Hi, I got a huge model with a large image dataset to run so I’m trying to use model parallelism and DDP at the same time just like the part 3 in this tutorial.
However, when I was running the tutorial for trying DDP with NCCL backend, I’m facing the same problem just like this post:
NCCL WARN Duplicate GPU detected : rank 1 and rank 0 both on CUDA device 1000
NCCL WARN Duplicate GPU detected : rank 0 and rank 1 both on CUDA device 1000
The discussion also reached to the solution:
net.to(f'cuda:{args.local_rank}')
But I just don’t know where and how can I put this line in the right place with the spawn
function in the tutorial. Can anyone provide a sample code?
Another question is how to use cleanup function (provided as below) correctly?
def cleanup():
dist.destroy_process_group()
Should we cleanup like after each epoch, batch or just at the very end of the program?
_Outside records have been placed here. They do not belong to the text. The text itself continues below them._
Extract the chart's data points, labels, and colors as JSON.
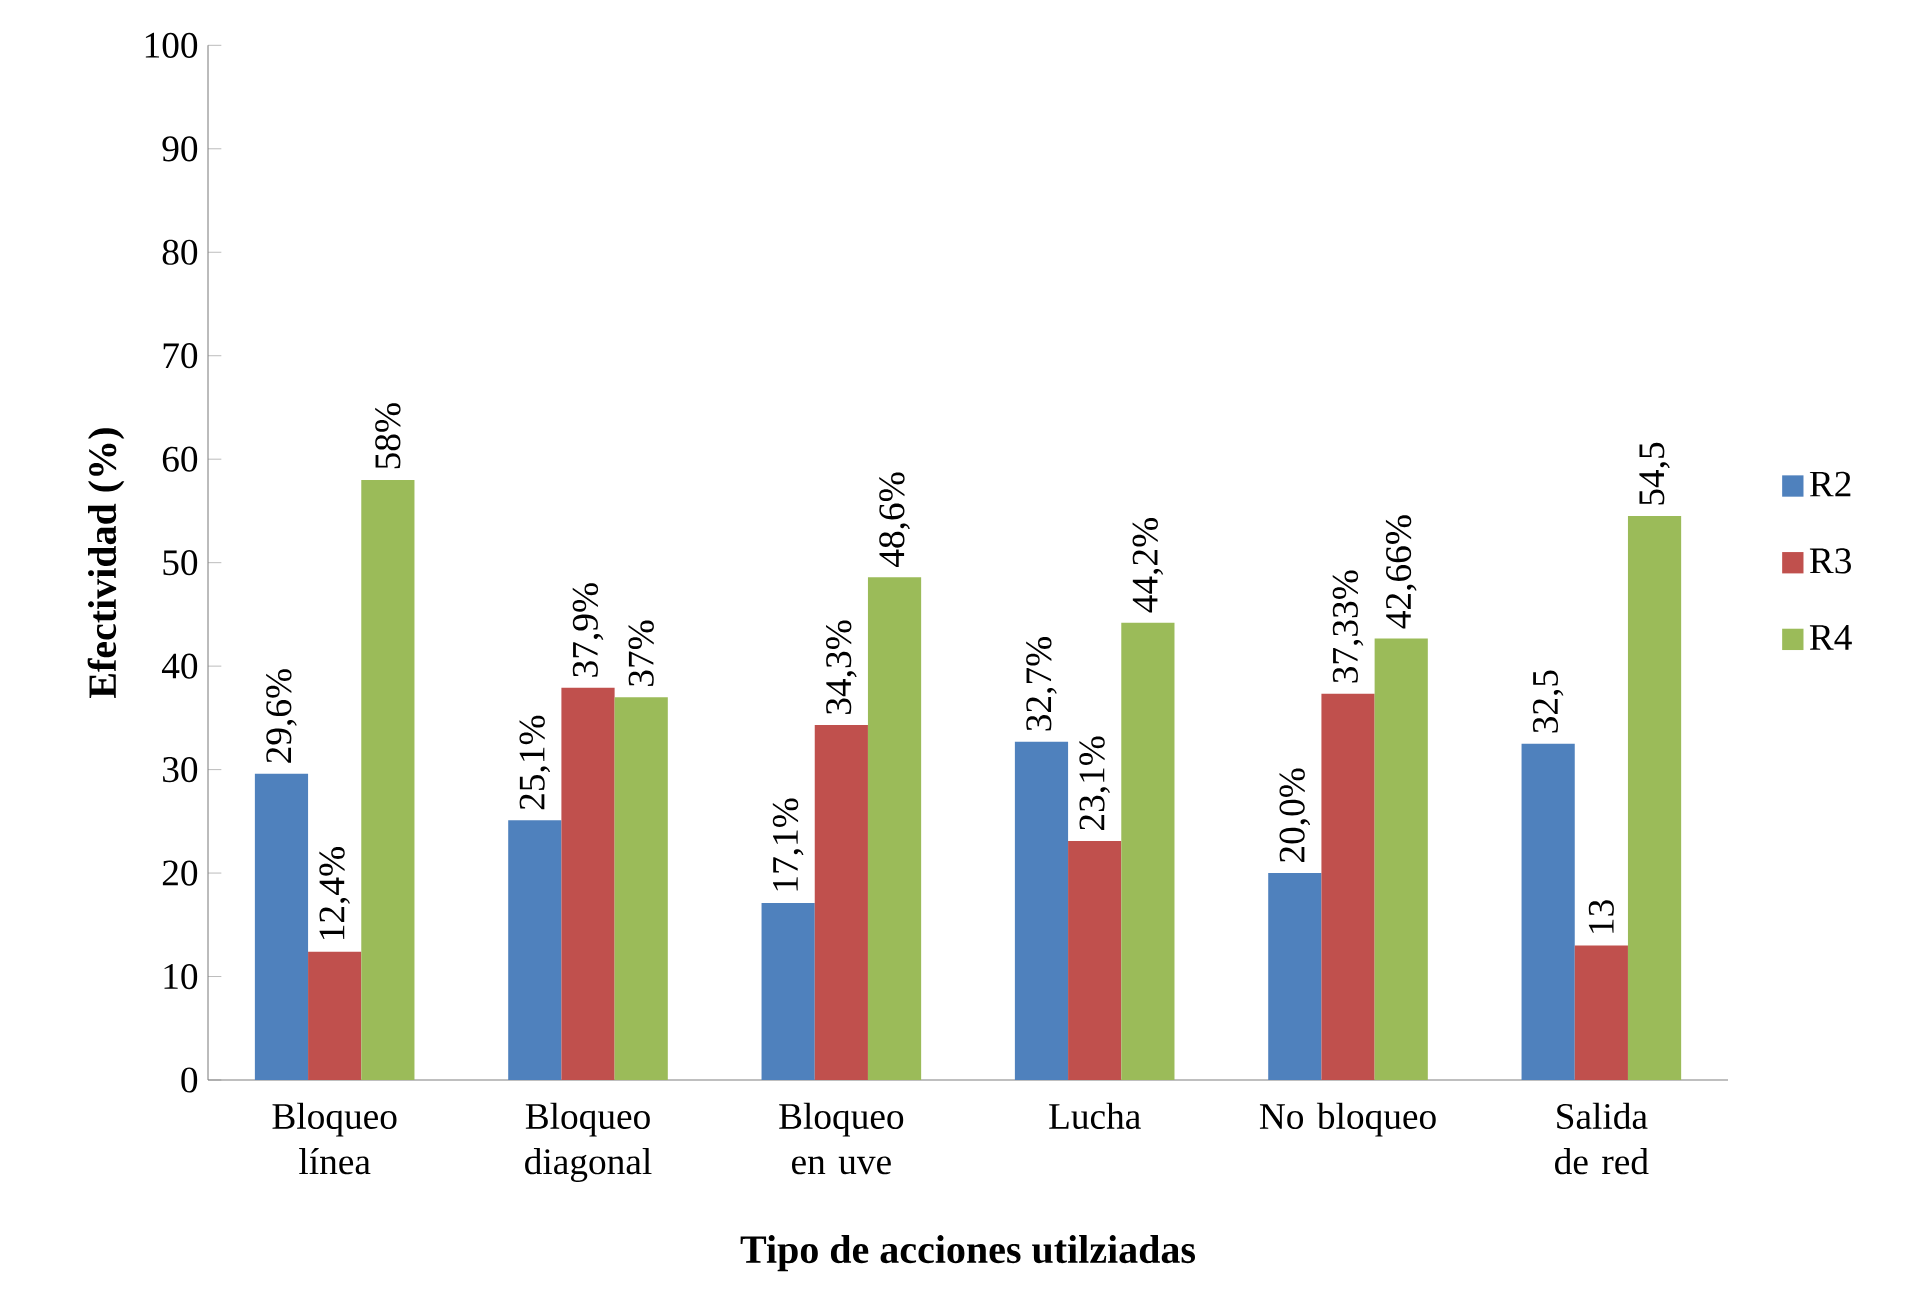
{
  "chart_data": {
    "type": "bar",
    "xlabel": "Tipo de acciones utilziadas",
    "ylabel": "Efectividad (%)",
    "categories": [
      "Bloqueo línea",
      "Bloqueo diagonal",
      "Bloqueo en uve",
      "Lucha",
      "No bloqueo",
      "Salida de red"
    ],
    "series": [
      {
        "name": "R2",
        "color": "#4f81bd",
        "values": [
          29.6,
          25.1,
          17.1,
          32.7,
          20.0,
          32.5
        ],
        "value_labels": [
          "29,6%",
          "25,1%",
          "17,1%",
          "32,7%",
          "20,0%",
          "32,5"
        ]
      },
      {
        "name": "R3",
        "color": "#c0504d",
        "values": [
          12.4,
          37.9,
          34.3,
          23.1,
          37.33,
          13
        ],
        "value_labels": [
          "12,4%",
          "37,9%",
          "34,3%",
          "23,1%",
          "37,33%",
          "13"
        ]
      },
      {
        "name": "R4",
        "color": "#9bbb59",
        "values": [
          58,
          37,
          48.6,
          44.2,
          42.66,
          54.5
        ],
        "value_labels": [
          "58%",
          "37%",
          "48,6%",
          "44,2%",
          "42,66%",
          "54,5"
        ]
      }
    ],
    "ylim": [
      0,
      100
    ],
    "yticks": [
      0,
      10,
      20,
      30,
      40,
      50,
      60,
      70,
      80,
      90,
      100
    ],
    "grid": false,
    "legend": "right"
  }
}
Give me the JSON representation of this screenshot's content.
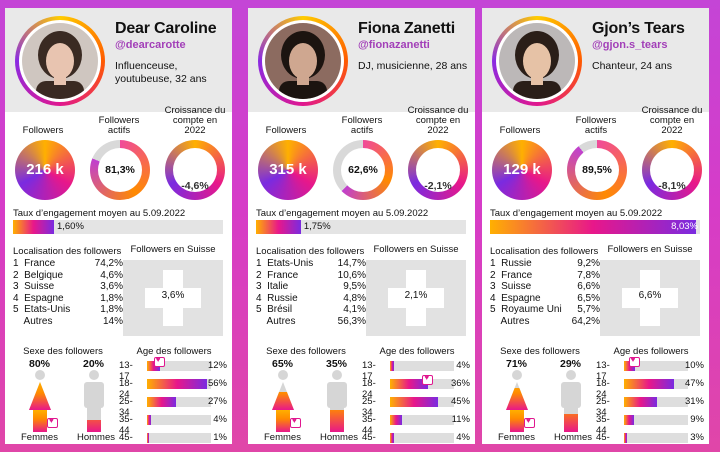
{
  "labels": {
    "followers": "Followers",
    "actifs": "Followers actifs",
    "croissance": "Croissance du compte en 2022",
    "engagement": "Taux d’engagement moyen au 5.09.2022",
    "localisation": "Localisation des followers",
    "suisse": "Followers en Suisse",
    "sexe": "Sexe des followers",
    "age": "Age des followers",
    "femmes": "Femmes",
    "hommes": "Hommes"
  },
  "colors": {
    "background": "#d63cc8",
    "accent": "#a23fb8",
    "gradient_start": "#ffb000",
    "gradient_mid": "#e8178a",
    "gradient_end": "#7a2be0"
  },
  "cards": [
    {
      "name": "Dear Caroline",
      "handle": "@dearcarotte",
      "bio": "Influenceuse, youtubeuse, 32 ans",
      "followers": "216 k",
      "actifs": "81,3%",
      "actifs_value": 81.3,
      "croissance": "-4,6%",
      "engagement": "1,60%",
      "engagement_value": 1.6,
      "loc": [
        {
          "c": "1  France",
          "p": "74,2%"
        },
        {
          "c": "2  Belgique",
          "p": "4,6%"
        },
        {
          "c": "3  Suisse",
          "p": "3,6%"
        },
        {
          "c": "4  Espagne",
          "p": "1,8%"
        },
        {
          "c": "5  Etats-Unis",
          "p": "1,8%"
        },
        {
          "c": "    Autres",
          "p": "14%"
        }
      ],
      "suisse": "3,6%",
      "femmes": "80%",
      "femmes_value": 80,
      "hommes": "20%",
      "hommes_value": 20,
      "ages": [
        {
          "k": "13-17",
          "p": "12%",
          "v": 12,
          "heart": true
        },
        {
          "k": "18-24",
          "p": "56%",
          "v": 56,
          "heart": false
        },
        {
          "k": "25-34",
          "p": "27%",
          "v": 27,
          "heart": false
        },
        {
          "k": "35-44",
          "p": "4%",
          "v": 4,
          "heart": false
        },
        {
          "k": "45-64",
          "p": "1%",
          "v": 1,
          "heart": false
        }
      ]
    },
    {
      "name": "Fiona Zanetti",
      "handle": "@fionazanetti",
      "bio": "DJ, musicienne, 28 ans",
      "followers": "315 k",
      "actifs": "62,6%",
      "actifs_value": 62.6,
      "croissance": "-2,1%",
      "engagement": "1,75%",
      "engagement_value": 1.75,
      "loc": [
        {
          "c": "1  Etats-Unis",
          "p": "14,7%"
        },
        {
          "c": "2  France",
          "p": "10,6%"
        },
        {
          "c": "3  Italie",
          "p": "9,5%"
        },
        {
          "c": "4  Russie",
          "p": "4,8%"
        },
        {
          "c": "5  Brésil",
          "p": "4,1%"
        },
        {
          "c": "    Autres",
          "p": "56,3%"
        }
      ],
      "suisse": "2,1%",
      "femmes": "65%",
      "femmes_value": 65,
      "hommes": "35%",
      "hommes_value": 35,
      "ages": [
        {
          "k": "13-17",
          "p": "4%",
          "v": 4,
          "heart": false
        },
        {
          "k": "18-24",
          "p": "36%",
          "v": 36,
          "heart": true
        },
        {
          "k": "25-34",
          "p": "45%",
          "v": 45,
          "heart": false
        },
        {
          "k": "35-44",
          "p": "11%",
          "v": 11,
          "heart": false
        },
        {
          "k": "45-64",
          "p": "4%",
          "v": 4,
          "heart": false
        }
      ]
    },
    {
      "name": "Gjon’s Tears",
      "handle": "@gjon.s_tears",
      "bio": "Chanteur, 24 ans",
      "followers": "129 k",
      "actifs": "89,5%",
      "actifs_value": 89.5,
      "croissance": "-8,1%",
      "engagement": "8,03%",
      "engagement_value": 8.03,
      "loc": [
        {
          "c": "1  Russie",
          "p": "9,2%"
        },
        {
          "c": "2  France",
          "p": "7,8%"
        },
        {
          "c": "3  Suisse",
          "p": "6,6%"
        },
        {
          "c": "4  Espagne",
          "p": "6,5%"
        },
        {
          "c": "5  Royaume Uni",
          "p": "5,7%"
        },
        {
          "c": "    Autres",
          "p": "64,2%"
        }
      ],
      "suisse": "6,6%",
      "femmes": "71%",
      "femmes_value": 71,
      "hommes": "29%",
      "hommes_value": 29,
      "ages": [
        {
          "k": "13-17",
          "p": "10%",
          "v": 10,
          "heart": true
        },
        {
          "k": "18-24",
          "p": "47%",
          "v": 47,
          "heart": false
        },
        {
          "k": "25-34",
          "p": "31%",
          "v": 31,
          "heart": false
        },
        {
          "k": "35-44",
          "p": "9%",
          "v": 9,
          "heart": false
        },
        {
          "k": "45-64",
          "p": "3%",
          "v": 3,
          "heart": false
        }
      ]
    }
  ]
}
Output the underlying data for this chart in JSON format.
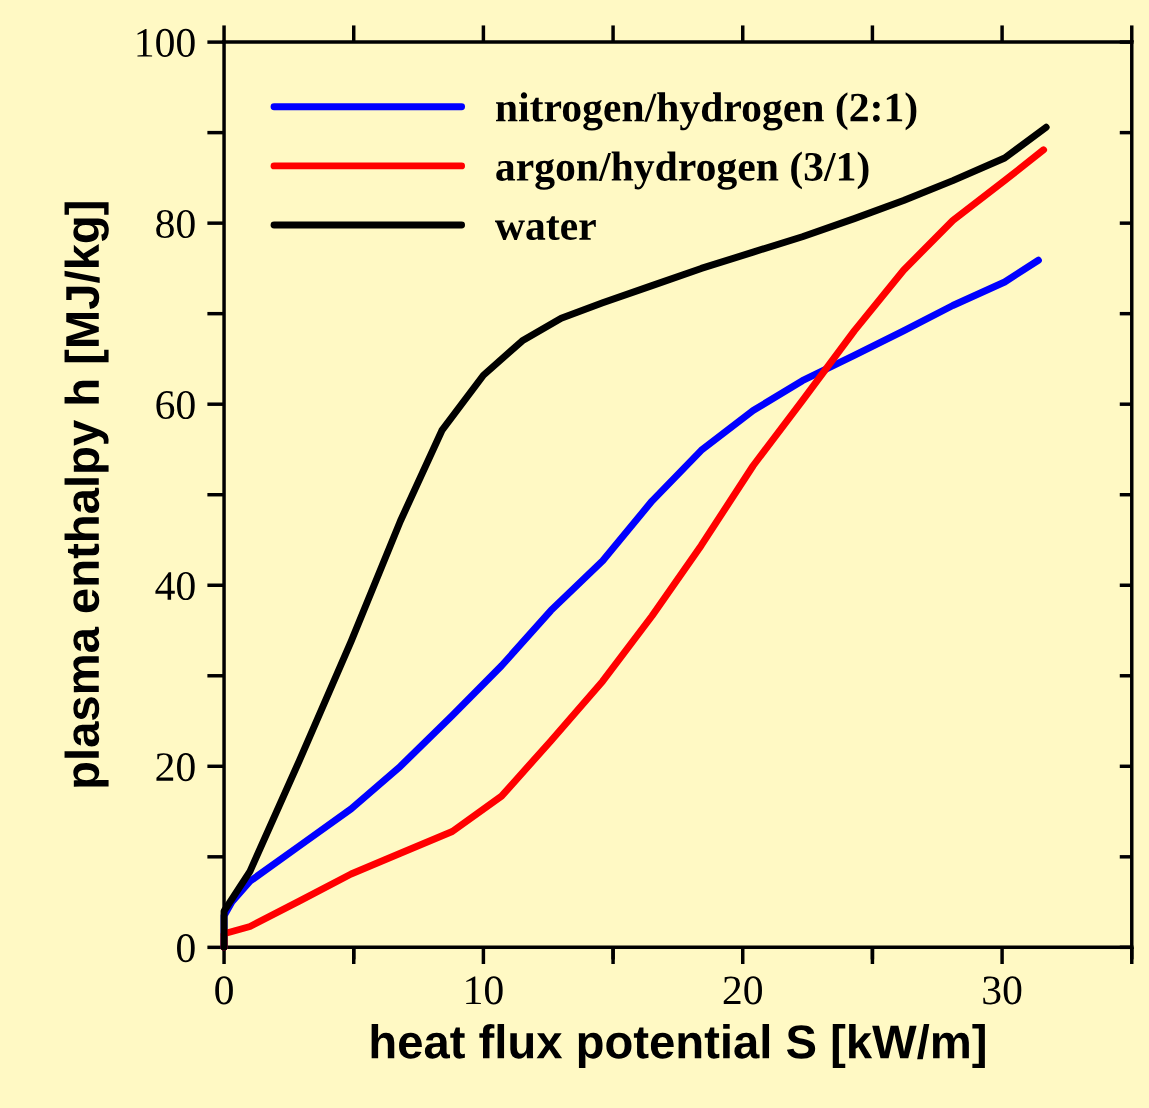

I’m using a single machine with 4 GPUs (A100*4):
+-----------------------------------------------------------------------------+
| NVIDIA-SMI 450.80.02 Driver Version: 450.80.02 CUDA Version: 11.0 |
|-------------------------------+----------------------+----------------------+
| GPU Name Persistence-M| Bus-Id Disp.A | Volatile Uncorr. ECC |
| Fan Temp Perf Pwr:Usage/Cap| Memory-Usage | GPU-Util Compute M. |
| | | MIG M. |
|===============================+======================+======================|
| 0 Graphics Device On | 00000000:01:00.0 Off | 0 |
| N/A 40C P0 65W / 275W | 0MiB / 81252MiB | 0% Default |
| | | Disabled |
+-------------------------------+----------------------+----------------------+
| 1 Graphics Device On | 00000000:47:00.0 Off | 0 |
| N/A 39C P0 66W / 275W | 0MiB / 81252MiB | 0% Default |
| | | Disabled |
+-------------------------------+----------------------+----------------------+
| 2 Graphics Device On | 00000000:81:00.0 Off | 0 |
| N/A 39C P0 66W / 275W | 0MiB / 81252MiB | 0% Default |
| | | Disabled |
+-------------------------------+----------------------+----------------------+
| 3 DGX Display On | 00000000:C1:00.0 On | N/A |
| 33% 48C P8 N/A / 50W | 641MiB / 3911MiB | 1% Default |
| | | N/A |
+-------------------------------+----------------------+----------------------+
| 4 Graphics Device On | 00000000:C2:00.0 Off | 0 |
| N/A 39C P0 62W / 275W | 0MiB / 81252MiB | 0% Default |
| | | Disabled |
+-------------------------------+----------------------+----------------------+
Python version: 3.9.12
Pytorch version: 1.10.2
torchvision version: 0.11.3
I’m a beginner in Multi-GPU and DDP, so any suggestions or advises would be very helpful.
Much appreciated.